Mr. Bruskin also feared that if the auto companies responded by moving more production to Mexico, where they already have a significant presence, the union might actually win the fight and lose the war.

The tens of billions of dollars in federal subsidies for domestic electric vehicle production that President Biden has helped provide should limit this shift and help preserve manufacturing jobs at home. Many car manufacturers are already building new plants in the USA to benefit from the subsidies.

Still, Willy Shih, a manufacturing expert at Harvard Business School, said automakers could adjust their operations to undercut the UAW while continuing to produce cars domestically. Automation is an option, he said, as is locating new plants in lightly unionized Southern states.

Detroit automakers have formed joint ventures with foreign battery makers that are outside the reach of the UAW’s national contracts and have sought to locate some of those plants in states such as Tennessee and Kentucky. The union is trying to bring workers in these plants up to the same wage and work standards enjoyed by direct employees of the Big Three, but so far it has not succeeded.

Given these threats, the union may feel justified in taking a more ambitious stance toward automakers. The main criterion for moving work to other states will be the UAW’s ability to establish new plants, particularly in the South, where it has struggled to gain a foothold for years. Experts argued that the union would likely increase its chances of gaining members there if it could show large, concrete gains.

“The answer is to gain a strong contact here and use it to organize huge groups of autoworkers who are not currently unionized,” said Barry Eidlin, a sociologist at McGill University in Montreal who studies labor busy.

And there are other reasons why being too cautious poses a greater risk to the union than being too aggressive. Organizers point out that workers are often demoralized when union leaders talk tough and then quickly settle for a subpar deal.

Critics of the previous UAW administration accused it of doing just that before Mr. Fain took power this year. “We would try to understand how certain things happened in the first place,” Shana Shaw, another longtime UAW member who supported Mr. Fain, said of the concessional contracts autoworkers have been forced to accept over the years.

Even Mr. Fain’s habit of framing the struggle in broad class terms could prove a strategic advantage. A recent Gallup poll found that 75 percent of the population supported auto workers in the showdown, compared to 19 percent who were more sympathetic to the companies.

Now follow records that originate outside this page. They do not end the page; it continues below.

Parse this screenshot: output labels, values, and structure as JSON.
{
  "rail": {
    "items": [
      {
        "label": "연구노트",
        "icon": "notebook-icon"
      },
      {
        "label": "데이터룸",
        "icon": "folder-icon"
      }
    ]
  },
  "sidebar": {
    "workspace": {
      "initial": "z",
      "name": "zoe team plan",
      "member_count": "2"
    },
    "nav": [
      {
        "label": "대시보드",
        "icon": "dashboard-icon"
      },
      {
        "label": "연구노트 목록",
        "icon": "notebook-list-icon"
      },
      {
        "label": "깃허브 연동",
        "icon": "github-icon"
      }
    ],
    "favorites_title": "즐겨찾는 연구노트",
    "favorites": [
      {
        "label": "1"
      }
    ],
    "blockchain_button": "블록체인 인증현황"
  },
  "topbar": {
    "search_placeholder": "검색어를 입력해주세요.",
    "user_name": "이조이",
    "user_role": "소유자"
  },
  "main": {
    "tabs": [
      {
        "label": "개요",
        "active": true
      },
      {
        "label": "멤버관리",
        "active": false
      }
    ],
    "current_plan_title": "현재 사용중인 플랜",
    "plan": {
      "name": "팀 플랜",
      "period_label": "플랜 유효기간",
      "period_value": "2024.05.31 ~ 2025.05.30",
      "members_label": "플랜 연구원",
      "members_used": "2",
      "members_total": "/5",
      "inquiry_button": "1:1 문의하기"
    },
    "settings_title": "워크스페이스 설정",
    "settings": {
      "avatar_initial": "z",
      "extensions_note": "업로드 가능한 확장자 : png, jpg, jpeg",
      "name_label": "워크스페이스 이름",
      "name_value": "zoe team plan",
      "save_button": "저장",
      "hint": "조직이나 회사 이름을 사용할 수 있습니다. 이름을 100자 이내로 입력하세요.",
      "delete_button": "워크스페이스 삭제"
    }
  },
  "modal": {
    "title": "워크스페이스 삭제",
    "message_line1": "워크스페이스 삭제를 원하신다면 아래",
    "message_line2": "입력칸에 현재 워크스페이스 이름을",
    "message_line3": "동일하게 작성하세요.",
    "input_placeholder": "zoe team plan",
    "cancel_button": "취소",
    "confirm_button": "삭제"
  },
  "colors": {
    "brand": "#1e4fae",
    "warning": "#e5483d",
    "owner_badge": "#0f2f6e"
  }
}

The broad public support suggests that autoworkers may be operating in a different context than workers in another strike that famously contributed to workers’ loss of power: the unsuccessful fight by air traffic controllers against the Reagan administration in the early 1980s, after which private strikes took place. Employers in this sector appeared more comfortable firing and replacing striking workers.

Dr. Eidlin said that while air traffic controllers had failed to court allies in the labor movement, “the fact that Fain and the UAW are broadening their messages and really trying to build this broad coalition suggests the possibility of a different outcome.”